People can form stable collaborative relations if one of them acts as a leader and is recognized as such, or if they form a cohesive team with all members staying close. That’s not what makes firm collaborations stable and innovative. Firms cannot have one leader over time because repeated projects typically involve different configurations of interests and capabilities. They cannot be cohesive because each project typically has greater complementarities between one pairing (dyad) of firms than between the other two. As a result, the configurations that work for people fall apart in conflict or in distrust when firms try to repeat collaborative innovations.

Instead, what is special about firm is recognition that firms are interdependent and that they need to work together in the future, even if they do not collaborate closely at a specific time point. This leads to a form of collaboration called group cycling: each pair of firms that are most interdependent works together closely, with the third at a distance, but they remain in touch and aware of the need to reconfigure with a different focal pair later on. Conflict is avoided because the most complementary firms work together. Trust is kept because all partners see current collaborations as preparations for future collaborations.

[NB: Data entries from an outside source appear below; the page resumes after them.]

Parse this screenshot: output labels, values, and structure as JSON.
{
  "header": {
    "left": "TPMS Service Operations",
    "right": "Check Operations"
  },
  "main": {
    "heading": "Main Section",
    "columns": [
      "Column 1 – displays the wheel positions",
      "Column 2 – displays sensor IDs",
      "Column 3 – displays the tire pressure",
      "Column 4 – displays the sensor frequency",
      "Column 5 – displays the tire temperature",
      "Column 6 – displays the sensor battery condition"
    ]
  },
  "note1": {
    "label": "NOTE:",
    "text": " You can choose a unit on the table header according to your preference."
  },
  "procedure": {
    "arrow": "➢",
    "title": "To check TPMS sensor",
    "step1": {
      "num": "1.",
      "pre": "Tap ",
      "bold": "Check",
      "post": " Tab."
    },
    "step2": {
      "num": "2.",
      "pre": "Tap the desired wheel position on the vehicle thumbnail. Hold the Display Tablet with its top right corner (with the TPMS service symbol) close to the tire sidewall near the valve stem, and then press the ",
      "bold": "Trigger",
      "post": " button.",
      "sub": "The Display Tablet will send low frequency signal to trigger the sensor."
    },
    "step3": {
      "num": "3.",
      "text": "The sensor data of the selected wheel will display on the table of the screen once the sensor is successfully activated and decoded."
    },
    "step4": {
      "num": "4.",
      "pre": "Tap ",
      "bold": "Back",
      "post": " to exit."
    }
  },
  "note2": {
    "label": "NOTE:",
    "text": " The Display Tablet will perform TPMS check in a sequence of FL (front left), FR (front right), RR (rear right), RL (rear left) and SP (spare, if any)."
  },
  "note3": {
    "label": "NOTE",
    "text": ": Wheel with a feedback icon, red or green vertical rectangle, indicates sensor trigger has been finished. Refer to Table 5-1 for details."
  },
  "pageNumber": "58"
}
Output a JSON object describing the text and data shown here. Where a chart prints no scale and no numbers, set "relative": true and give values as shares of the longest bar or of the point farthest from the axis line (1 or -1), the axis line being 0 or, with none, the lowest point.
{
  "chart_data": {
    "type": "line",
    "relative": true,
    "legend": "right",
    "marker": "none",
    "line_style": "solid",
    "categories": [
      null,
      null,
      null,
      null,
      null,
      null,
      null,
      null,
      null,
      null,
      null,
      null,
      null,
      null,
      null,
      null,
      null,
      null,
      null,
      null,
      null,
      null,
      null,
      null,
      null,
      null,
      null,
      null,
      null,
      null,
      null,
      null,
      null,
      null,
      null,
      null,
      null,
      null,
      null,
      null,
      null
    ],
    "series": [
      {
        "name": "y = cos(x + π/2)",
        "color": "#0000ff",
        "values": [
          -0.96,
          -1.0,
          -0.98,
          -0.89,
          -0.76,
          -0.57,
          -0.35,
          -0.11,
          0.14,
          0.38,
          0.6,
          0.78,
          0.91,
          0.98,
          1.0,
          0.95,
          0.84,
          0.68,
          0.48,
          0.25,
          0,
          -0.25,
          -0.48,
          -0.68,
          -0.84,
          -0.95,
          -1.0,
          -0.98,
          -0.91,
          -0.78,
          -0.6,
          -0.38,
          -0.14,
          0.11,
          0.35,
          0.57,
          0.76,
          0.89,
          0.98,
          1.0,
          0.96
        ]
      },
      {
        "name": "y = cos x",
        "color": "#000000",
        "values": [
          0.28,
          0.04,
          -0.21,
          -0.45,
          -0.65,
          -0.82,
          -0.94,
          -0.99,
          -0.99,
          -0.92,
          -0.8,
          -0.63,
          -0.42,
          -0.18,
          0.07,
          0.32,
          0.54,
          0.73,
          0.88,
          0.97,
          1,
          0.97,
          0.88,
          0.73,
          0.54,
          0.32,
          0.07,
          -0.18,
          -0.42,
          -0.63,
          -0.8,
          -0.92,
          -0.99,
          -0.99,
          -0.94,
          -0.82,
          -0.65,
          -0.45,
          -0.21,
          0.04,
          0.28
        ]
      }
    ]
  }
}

Interfirm collaborations is a special kind of network among organizations. Part of its special status comes from the realization that, unlike many other networks, what works for firms is different from what works for people. This is a good insight in management because we often think that intuition carries over from one level to the next.

Davis, Jason P. 2016. The Group Dynamics of Interorganizational Relationships: Collaborating with Multiple Partners in Innovation Ecosystems. Administrative Science Quarterly, forthcoming.